No Time For Sentences!
No time to write sentences, as I'm working on my next project: a cinderblock bar/planter next to the newly built shed . . . I'm trying to finish it and fill it with succulents and such by Mother's Day (but it's pub night, so the workday is done).
My Neck Has a Weird Itch . . . Is It Just Sweat From Running?
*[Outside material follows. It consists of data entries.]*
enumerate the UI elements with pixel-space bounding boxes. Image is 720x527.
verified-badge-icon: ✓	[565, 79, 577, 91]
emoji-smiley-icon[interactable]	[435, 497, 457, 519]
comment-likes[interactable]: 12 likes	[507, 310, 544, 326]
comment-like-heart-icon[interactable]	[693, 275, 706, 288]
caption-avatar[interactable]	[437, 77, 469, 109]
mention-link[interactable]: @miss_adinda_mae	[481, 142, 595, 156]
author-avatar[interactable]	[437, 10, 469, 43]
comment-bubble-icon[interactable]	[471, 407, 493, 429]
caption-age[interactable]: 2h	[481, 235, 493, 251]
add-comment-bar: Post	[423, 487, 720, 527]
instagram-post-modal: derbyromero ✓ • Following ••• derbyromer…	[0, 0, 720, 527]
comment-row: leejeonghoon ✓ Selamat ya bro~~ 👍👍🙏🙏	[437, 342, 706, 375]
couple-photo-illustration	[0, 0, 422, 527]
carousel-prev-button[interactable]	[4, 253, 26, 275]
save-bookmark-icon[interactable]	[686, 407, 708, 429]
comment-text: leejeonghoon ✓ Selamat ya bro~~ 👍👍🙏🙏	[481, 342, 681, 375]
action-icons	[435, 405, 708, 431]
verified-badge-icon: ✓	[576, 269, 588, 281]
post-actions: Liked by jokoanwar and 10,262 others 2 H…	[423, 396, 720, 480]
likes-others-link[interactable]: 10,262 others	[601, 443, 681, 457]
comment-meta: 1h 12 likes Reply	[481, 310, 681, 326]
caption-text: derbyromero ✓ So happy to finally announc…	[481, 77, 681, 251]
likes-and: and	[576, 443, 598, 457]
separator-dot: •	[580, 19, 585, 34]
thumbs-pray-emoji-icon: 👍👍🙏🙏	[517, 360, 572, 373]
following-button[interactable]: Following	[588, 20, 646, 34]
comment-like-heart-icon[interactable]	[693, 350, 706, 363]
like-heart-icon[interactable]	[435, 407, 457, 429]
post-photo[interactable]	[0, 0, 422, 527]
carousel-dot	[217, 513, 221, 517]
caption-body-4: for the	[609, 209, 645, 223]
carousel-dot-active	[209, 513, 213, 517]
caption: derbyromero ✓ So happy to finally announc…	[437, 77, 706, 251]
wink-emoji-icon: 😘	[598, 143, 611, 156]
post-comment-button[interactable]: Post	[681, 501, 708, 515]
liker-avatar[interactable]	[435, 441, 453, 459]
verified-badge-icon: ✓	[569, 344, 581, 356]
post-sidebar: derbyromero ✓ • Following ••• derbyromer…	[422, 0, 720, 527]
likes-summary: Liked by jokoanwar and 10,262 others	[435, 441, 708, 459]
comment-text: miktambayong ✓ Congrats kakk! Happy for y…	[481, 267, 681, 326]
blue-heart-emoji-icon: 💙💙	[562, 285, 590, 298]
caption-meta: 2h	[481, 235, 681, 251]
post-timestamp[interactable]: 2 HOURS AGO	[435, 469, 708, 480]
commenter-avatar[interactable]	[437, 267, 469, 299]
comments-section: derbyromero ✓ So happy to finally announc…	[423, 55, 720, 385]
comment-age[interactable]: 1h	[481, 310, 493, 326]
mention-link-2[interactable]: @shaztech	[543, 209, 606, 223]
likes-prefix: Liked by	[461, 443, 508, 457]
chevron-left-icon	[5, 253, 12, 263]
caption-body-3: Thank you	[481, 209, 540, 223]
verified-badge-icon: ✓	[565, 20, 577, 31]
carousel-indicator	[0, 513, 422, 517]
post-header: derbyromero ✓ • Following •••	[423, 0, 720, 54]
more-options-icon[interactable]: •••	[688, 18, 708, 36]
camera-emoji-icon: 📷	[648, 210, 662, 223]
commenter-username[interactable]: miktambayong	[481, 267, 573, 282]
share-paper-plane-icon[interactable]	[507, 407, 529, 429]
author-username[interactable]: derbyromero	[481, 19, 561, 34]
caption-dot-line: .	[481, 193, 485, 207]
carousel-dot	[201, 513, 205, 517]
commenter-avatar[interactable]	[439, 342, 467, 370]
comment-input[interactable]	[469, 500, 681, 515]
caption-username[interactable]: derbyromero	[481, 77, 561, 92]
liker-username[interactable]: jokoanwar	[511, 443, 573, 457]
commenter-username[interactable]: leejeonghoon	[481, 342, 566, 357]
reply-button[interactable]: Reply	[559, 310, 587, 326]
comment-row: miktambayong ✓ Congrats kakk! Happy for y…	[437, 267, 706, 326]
When I looked in the mirror a moment ago, I saw a decent sized spider on my neck . . . and I wish I could say I reacted calmly (but no worse than my son's reaction this afternoon, after he went to the DMV to finally convert his temporary license into the real laminated McCoy-- only to find that they changed the rule last week and you MUST bring your physical Social Security card-- on top of a passport-- and we have no clue where that item is . . . going to the DMV is like being covered from head-to-toe with spiders).
If It Rained When I Was Sleeping, Then I Might Not Eat out of Boredom
It's May, so enough of the April showers, Weather Gods . . . I want to go out and watch my kids play tennis (not inhale an entire bag of BBQ potato chips while playing online chess while "attending" a Zoom faculty meeting).
Even More Shed (and Tennis Notes)
Caulking, hook-hanging, organizing . . . a shed-builder's work is never done-- even if the shed-builder is tired because he subbed in at the racquet club and played a strong player who also happened to be 27 years young-- the aforementioned shed-builder played well but still lost 6-3 and 5-4 . . . the 27-year-old-- who had a wicked forehand and great touch at the net, seemed to be one shot better in most rallies . . especially one drop shot better because when you build a shed all week, your ability to spring for a drop shot is severely impaired.